White was originally to have only taken a peep out of the craft's hatch. But
following Leonov's flight, the program was altered literally on the fly.

    The upcoming flight with a space walk by an astronaut was announced by
NASA on May 25, 1965, i.e., just over two months after the Belyayev-Leonov
mission, and on June 3 the Gemini-4 spacecraft lifted off, carrying the
astronauts James McDivitt and Edward White.

    Since the Gemini, as distinct from the Voskhod, had no lock chamber, the
astronauts let out the air from the cabin and opened the access hatch. White
pushed himself from the craft and "swam out" into space. He was linked with
the ship by a gilded lifeline 7.6 meters long. The same line was supplying
the oxygen for breathing. White spent 22 minutes outside the ship.

    In the forty years of extra-vehicular activities, the duration of a
space walk has grown from 12 minutes (Alexei Leonov on March 18, 1965) to
nine hours (James Shelton Voss and Susan Jane Helms who left the American
shuttle Discovery on March 11, 2001 to work on the ISS). The first woman to
make a space walk was Svetlana Savitskaya on July 25, 1984. Anatoly Solovyov
has performed the most walks. He is credited with 16, spending a total of 78
hours and 32 minutes in space. Sergei Avdeyev made 10 walks totaling 42
hours. Jerry Ross leads the Americans with nine walks and 58 hours in space.





2005-03-18 23:10     * NO OTHER INTELLIGENT FORMS OF LIFE IN SOLAR SYSTEM,
SAYS COSMONAUT

    MOSCOW, March 18 (RIA Novosti) - Terrestrial is the only intelligent
life throughout the solar system. Alexei Leonov, the world's first to emerge
into the open space, forty years ago, is positive on that point.

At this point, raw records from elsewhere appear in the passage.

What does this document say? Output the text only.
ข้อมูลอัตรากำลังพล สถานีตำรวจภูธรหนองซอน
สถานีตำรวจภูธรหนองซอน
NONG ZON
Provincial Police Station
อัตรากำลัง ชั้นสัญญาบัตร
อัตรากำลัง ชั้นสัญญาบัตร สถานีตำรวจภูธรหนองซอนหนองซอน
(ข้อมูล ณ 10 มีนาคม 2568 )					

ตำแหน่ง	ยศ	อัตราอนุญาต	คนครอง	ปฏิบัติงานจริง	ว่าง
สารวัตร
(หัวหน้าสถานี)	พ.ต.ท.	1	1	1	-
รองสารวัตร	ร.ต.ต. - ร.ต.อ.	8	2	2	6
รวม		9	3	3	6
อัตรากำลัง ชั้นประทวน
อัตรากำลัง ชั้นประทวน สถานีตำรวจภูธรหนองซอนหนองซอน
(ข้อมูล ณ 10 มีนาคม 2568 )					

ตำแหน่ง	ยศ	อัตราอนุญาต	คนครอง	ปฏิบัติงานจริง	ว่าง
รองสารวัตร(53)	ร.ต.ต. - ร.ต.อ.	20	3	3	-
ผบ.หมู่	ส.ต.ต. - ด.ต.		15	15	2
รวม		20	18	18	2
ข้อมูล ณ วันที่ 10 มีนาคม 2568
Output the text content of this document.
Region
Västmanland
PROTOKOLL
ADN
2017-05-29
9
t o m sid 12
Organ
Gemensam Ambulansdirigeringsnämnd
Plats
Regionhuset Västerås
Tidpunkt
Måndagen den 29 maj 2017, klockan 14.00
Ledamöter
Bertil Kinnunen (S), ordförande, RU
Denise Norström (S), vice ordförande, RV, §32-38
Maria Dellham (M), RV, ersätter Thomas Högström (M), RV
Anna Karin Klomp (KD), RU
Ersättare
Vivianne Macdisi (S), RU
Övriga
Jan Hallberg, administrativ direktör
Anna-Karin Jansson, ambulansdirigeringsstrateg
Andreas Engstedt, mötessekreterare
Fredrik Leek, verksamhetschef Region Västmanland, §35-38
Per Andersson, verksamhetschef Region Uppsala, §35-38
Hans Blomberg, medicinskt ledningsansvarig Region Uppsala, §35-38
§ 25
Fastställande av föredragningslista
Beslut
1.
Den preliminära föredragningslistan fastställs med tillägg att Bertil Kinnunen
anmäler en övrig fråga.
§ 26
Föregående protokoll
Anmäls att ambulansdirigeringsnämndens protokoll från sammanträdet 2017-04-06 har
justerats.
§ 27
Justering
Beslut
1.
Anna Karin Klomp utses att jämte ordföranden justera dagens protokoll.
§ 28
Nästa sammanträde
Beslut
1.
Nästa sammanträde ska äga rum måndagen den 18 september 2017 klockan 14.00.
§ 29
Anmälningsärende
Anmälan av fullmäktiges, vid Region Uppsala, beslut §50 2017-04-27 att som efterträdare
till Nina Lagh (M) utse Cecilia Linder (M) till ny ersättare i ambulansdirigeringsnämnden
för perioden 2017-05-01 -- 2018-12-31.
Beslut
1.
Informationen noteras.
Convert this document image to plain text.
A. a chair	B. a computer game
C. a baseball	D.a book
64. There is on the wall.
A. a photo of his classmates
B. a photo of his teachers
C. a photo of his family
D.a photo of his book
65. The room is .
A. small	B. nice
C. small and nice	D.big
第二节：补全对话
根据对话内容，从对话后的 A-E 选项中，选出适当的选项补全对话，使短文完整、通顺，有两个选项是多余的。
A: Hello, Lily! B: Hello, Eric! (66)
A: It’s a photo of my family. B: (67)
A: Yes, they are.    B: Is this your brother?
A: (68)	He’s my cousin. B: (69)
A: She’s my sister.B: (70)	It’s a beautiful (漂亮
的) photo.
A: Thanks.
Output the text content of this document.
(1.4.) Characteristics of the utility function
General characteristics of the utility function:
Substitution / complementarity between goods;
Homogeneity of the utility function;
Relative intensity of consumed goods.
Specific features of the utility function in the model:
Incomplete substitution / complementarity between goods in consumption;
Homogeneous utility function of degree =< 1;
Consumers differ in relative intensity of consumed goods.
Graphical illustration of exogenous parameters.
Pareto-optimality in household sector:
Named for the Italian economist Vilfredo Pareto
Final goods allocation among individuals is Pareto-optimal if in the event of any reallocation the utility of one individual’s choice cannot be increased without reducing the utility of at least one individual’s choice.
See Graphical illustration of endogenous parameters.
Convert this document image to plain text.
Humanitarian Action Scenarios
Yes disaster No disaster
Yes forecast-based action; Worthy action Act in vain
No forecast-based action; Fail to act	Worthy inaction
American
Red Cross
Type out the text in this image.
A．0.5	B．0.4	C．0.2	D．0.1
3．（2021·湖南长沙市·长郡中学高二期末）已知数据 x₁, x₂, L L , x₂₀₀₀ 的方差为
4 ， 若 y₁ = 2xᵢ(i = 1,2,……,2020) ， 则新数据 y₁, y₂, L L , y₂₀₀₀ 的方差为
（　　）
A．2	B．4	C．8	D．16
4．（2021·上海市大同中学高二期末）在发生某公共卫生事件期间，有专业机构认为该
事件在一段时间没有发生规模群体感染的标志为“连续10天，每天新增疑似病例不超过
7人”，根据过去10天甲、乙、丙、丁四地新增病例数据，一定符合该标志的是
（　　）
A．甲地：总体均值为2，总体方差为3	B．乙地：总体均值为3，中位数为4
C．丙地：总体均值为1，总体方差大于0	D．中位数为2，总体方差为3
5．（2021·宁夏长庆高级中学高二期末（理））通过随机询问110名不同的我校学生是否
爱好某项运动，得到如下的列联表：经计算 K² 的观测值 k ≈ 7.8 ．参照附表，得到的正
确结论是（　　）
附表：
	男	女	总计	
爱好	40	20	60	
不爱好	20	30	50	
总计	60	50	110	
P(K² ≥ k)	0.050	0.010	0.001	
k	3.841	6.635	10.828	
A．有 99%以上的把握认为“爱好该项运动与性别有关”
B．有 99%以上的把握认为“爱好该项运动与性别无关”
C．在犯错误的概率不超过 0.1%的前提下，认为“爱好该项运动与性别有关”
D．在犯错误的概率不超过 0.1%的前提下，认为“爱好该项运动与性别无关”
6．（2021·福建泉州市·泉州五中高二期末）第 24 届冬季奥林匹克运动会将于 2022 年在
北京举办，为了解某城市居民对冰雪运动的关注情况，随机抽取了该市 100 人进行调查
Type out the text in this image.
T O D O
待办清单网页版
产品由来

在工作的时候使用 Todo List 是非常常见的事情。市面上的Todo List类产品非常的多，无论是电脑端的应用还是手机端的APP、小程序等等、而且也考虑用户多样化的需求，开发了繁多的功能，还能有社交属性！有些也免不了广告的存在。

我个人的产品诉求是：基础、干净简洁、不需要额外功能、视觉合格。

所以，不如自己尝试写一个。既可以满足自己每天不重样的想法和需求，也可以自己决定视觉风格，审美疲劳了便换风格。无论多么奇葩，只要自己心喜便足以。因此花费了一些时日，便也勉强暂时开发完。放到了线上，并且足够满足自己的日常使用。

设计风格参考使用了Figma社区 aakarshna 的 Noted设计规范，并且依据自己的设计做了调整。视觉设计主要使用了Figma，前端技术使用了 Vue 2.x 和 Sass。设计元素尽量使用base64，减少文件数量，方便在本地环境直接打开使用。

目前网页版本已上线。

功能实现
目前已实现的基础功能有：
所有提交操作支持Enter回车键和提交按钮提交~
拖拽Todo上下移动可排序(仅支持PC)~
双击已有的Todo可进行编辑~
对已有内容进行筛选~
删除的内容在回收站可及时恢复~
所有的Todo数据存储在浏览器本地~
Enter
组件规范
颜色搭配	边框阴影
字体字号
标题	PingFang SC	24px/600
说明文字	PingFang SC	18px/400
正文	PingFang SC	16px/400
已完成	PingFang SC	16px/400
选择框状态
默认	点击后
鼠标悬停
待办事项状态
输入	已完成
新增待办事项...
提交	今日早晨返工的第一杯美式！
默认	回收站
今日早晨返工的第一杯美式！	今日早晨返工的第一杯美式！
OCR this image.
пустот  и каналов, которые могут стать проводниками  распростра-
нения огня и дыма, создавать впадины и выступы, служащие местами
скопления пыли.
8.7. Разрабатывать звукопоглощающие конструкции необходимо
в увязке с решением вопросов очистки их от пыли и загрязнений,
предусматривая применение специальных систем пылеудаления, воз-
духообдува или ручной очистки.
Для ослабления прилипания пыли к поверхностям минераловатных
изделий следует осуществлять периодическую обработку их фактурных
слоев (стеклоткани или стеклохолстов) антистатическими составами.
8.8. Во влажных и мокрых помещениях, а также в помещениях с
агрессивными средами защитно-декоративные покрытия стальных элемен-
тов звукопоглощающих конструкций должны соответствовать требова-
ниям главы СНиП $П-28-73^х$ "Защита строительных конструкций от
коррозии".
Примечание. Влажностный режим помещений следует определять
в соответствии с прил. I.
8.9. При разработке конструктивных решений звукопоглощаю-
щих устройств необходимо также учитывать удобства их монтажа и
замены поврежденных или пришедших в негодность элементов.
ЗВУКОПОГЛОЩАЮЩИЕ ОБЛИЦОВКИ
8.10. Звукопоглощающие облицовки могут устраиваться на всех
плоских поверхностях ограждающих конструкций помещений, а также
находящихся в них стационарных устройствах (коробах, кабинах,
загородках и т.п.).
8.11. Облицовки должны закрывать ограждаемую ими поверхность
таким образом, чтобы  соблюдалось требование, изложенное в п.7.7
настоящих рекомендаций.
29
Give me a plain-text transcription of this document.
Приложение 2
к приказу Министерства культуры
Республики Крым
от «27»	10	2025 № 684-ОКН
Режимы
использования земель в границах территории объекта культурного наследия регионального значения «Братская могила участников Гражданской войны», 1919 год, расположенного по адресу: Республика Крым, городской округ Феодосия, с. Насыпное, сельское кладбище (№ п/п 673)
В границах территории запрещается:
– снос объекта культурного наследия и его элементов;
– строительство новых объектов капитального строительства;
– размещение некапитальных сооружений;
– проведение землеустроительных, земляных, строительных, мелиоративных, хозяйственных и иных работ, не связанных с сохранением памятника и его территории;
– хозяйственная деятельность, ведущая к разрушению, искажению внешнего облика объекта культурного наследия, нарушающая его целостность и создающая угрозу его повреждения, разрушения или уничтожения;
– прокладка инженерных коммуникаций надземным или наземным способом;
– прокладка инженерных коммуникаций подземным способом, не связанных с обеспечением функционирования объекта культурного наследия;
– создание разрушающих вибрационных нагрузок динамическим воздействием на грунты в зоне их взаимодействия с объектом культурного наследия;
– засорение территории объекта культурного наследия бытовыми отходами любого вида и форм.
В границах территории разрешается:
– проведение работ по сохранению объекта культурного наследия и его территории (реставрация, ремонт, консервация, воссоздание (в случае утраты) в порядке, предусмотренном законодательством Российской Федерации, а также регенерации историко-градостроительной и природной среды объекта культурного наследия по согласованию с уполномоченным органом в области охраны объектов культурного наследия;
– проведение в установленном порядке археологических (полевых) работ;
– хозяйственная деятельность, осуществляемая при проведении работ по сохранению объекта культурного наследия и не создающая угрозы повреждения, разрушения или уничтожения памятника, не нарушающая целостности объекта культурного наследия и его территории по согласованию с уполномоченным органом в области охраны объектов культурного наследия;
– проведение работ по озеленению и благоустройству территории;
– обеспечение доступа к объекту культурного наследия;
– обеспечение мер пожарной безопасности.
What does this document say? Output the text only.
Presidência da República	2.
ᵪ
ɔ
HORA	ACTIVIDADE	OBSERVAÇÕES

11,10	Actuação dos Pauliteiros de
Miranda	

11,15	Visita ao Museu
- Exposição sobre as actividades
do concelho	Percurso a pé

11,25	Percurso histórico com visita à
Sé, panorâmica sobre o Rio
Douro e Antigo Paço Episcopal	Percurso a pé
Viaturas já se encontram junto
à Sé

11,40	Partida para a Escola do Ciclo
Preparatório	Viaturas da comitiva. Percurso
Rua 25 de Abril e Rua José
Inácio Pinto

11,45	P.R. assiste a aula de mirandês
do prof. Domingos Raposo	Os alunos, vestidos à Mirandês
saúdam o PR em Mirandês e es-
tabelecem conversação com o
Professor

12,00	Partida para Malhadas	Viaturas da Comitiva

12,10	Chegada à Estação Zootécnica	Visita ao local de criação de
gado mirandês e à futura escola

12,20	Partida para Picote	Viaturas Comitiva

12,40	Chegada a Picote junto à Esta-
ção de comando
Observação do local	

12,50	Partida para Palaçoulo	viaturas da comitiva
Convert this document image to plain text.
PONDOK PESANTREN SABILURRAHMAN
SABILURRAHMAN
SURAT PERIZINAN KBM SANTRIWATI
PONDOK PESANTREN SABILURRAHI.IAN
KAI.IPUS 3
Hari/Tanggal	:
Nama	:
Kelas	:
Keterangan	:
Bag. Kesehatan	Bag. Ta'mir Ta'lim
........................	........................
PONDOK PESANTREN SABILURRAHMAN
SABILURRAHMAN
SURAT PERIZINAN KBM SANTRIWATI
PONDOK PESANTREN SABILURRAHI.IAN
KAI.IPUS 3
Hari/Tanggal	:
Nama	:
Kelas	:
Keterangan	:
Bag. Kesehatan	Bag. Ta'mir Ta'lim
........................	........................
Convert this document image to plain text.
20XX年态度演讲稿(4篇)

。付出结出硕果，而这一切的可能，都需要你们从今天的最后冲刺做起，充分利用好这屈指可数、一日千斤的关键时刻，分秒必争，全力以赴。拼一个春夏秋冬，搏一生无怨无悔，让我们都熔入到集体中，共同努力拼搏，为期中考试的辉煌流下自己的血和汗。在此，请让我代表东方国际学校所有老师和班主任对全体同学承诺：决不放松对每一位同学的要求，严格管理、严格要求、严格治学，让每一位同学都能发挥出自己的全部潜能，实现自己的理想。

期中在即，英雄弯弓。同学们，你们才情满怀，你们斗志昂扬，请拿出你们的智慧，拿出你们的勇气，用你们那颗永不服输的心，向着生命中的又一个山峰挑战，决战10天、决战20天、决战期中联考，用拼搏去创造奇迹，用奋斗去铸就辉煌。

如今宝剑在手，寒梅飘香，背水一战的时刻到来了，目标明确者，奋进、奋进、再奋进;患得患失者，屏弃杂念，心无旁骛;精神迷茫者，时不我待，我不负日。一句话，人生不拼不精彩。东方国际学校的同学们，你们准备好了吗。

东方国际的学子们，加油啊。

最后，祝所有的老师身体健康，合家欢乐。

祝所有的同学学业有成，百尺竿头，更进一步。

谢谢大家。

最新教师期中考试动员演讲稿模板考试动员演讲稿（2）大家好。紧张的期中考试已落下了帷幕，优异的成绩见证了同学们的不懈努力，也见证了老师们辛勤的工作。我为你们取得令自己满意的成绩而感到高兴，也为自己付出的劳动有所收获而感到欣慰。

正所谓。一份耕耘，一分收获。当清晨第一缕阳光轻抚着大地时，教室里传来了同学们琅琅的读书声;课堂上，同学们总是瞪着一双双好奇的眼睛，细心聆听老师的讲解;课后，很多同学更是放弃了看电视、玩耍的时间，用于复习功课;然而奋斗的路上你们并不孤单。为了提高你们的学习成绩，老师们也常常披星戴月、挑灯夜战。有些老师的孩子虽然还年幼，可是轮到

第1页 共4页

    "The people of Earth have a dream to meet someone outside our planet.
Alas, that's an ungrounded desire. I know what I say," he remarked to a news
conference on his sensational venture jubilee.

    "I led an expert commission that was delving into extraordinary events
in space, and we never came on a single reliable instance-I swear."

    The Russian cosmonaut offered newsmen a retrospect of unusual celestial
objects seen on Earth. He regards some as due to weather, others to space
rocket launches. Their exhaust fumes often take bizarre shapes in the upper
atmospheric layers. "Thus, many saw crosses, with huge rings round them,
staying long in the sky, especially on fine cold weather. That was so near
the Plesetsk space center, in the Saratov Region, and in the Baikonur space
center, after Soyuz booster rockets were launched. Many people saw them, and
thought they were UFOs. That was how myth-making started.

    "No one in the whole wide world, for that matter, has ever made a
photograph in which something would clearly show that we could assuredly
qualify as an UFO.

    "Besides, no shots are coming up now that almost all have mobile phones
with a camera built in-just why?" reasoned Leonov.